“Do what you love and money will chase after you.” This mantra is one of the leading reasons for the explosion of small business owners, who are no longer satisfied working 9 to 5 or spending the most productive part of their lives caught in traffic to go to a job they hate. Why relegate your passions till the weekend or postpone them until retirement? What are you still waiting for when you can do what you love and earn an income from it now?
“Forget the old concept of retirement and the rest of the deferred-life plan. There is no need to wait and every reason not to, especially in unpredictable economic times,” said Tim Ferriss in the New York Times bestseller, The 4-Hour Workweek. While it is a great idea to follow your passion, should you build a business around it and is passion enough to sustain that business? For budding entrepreneurs, it is important to note that having passion for a certain line of business doesn’t make it easy. It is risky to let the high wave of passion, influence how you run your business.
To be a successful entrepreneur, you have to be passionate about what you are doing and keep improving at it. Passion is a critical element for you to show up daily and be dedicated in running the day-to-day tasks of making that venture stand.
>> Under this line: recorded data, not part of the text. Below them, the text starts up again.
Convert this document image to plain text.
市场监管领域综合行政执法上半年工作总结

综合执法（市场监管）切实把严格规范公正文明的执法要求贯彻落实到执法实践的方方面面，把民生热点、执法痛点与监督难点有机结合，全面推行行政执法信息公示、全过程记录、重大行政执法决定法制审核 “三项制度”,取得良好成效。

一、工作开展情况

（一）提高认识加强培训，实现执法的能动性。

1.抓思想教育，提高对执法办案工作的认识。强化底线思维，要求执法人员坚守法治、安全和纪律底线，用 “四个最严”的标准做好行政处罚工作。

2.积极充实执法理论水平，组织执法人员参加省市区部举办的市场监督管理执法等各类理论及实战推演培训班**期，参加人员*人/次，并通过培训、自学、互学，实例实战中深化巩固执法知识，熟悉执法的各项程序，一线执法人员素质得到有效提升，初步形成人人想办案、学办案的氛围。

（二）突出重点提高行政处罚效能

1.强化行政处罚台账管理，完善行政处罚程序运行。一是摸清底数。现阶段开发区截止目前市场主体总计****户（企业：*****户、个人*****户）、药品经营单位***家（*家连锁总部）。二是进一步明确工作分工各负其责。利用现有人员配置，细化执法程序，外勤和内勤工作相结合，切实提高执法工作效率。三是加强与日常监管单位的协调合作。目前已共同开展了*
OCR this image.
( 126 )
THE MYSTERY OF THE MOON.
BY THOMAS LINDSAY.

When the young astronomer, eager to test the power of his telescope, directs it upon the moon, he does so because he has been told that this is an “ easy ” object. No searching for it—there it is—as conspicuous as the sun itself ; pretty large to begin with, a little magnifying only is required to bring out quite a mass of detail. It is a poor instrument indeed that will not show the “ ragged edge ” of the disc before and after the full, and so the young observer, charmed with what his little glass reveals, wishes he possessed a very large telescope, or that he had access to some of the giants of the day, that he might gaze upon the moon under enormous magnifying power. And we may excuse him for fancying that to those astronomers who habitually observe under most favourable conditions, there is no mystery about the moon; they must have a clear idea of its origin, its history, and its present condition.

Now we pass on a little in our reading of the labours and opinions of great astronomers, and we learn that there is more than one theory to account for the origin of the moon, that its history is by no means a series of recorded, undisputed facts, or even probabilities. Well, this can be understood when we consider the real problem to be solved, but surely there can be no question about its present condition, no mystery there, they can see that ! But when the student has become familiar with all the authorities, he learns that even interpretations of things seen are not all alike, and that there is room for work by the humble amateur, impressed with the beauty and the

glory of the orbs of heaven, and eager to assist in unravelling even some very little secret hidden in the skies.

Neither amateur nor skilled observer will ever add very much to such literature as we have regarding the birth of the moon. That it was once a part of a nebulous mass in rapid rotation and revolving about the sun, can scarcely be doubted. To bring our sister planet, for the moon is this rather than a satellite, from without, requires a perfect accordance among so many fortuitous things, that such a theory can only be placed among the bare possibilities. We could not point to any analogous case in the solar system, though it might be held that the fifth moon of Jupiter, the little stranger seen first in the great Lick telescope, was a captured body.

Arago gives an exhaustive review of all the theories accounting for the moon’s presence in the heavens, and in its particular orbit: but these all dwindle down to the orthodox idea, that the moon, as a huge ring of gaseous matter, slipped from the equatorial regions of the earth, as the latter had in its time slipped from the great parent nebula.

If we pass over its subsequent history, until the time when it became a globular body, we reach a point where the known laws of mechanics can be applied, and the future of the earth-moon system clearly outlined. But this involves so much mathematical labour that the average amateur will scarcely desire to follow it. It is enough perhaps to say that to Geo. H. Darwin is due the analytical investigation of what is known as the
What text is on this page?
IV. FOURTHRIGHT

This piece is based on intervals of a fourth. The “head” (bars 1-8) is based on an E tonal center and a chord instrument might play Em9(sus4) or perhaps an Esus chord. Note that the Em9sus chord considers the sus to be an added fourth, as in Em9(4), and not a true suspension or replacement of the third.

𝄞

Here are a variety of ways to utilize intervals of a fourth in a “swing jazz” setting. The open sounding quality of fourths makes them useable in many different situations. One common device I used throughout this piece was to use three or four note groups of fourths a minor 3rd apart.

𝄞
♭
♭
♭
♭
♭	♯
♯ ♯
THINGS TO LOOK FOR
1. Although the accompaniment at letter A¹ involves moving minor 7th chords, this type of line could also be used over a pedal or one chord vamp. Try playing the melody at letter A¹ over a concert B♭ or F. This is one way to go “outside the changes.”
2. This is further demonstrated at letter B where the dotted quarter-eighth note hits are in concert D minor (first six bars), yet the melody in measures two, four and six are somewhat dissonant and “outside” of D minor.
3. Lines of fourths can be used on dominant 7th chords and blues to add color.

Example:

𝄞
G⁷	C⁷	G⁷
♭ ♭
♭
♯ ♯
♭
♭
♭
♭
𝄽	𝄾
This also includes running aspects of the business that you do not enjoy, with an increased workload compared to when you were just an employee with a job description.
Most people however, tend to have the wrong perception of “do what you love” because they think every day will be all sunshine and rainbows. Yes, you are now your own boss, but most of the responsibilities rest on your shoulders because it is no longer the usual 9 – 5. While passion is important, it takes discipline to succeed. Discipline is choosing the right thing to do for the business over what you want. The real passion is knowing what you want and staying committed enough to doing the things you don’t enjoy to get the work done.
Discipline is conversing taxes with your accountant, over burying your head on your desk because numbers make your head spin. Or optimizing your Twitter ad campaigns you have been postponing for a while, rather than scrolling through your friends’ social media updates. “Career decisions are not decisions about ‘what do I love most?” says Penelope Trunk, founder of Quistic, an online academy on career development. “Career decisions are about what kind of life do I want to set up for myself?”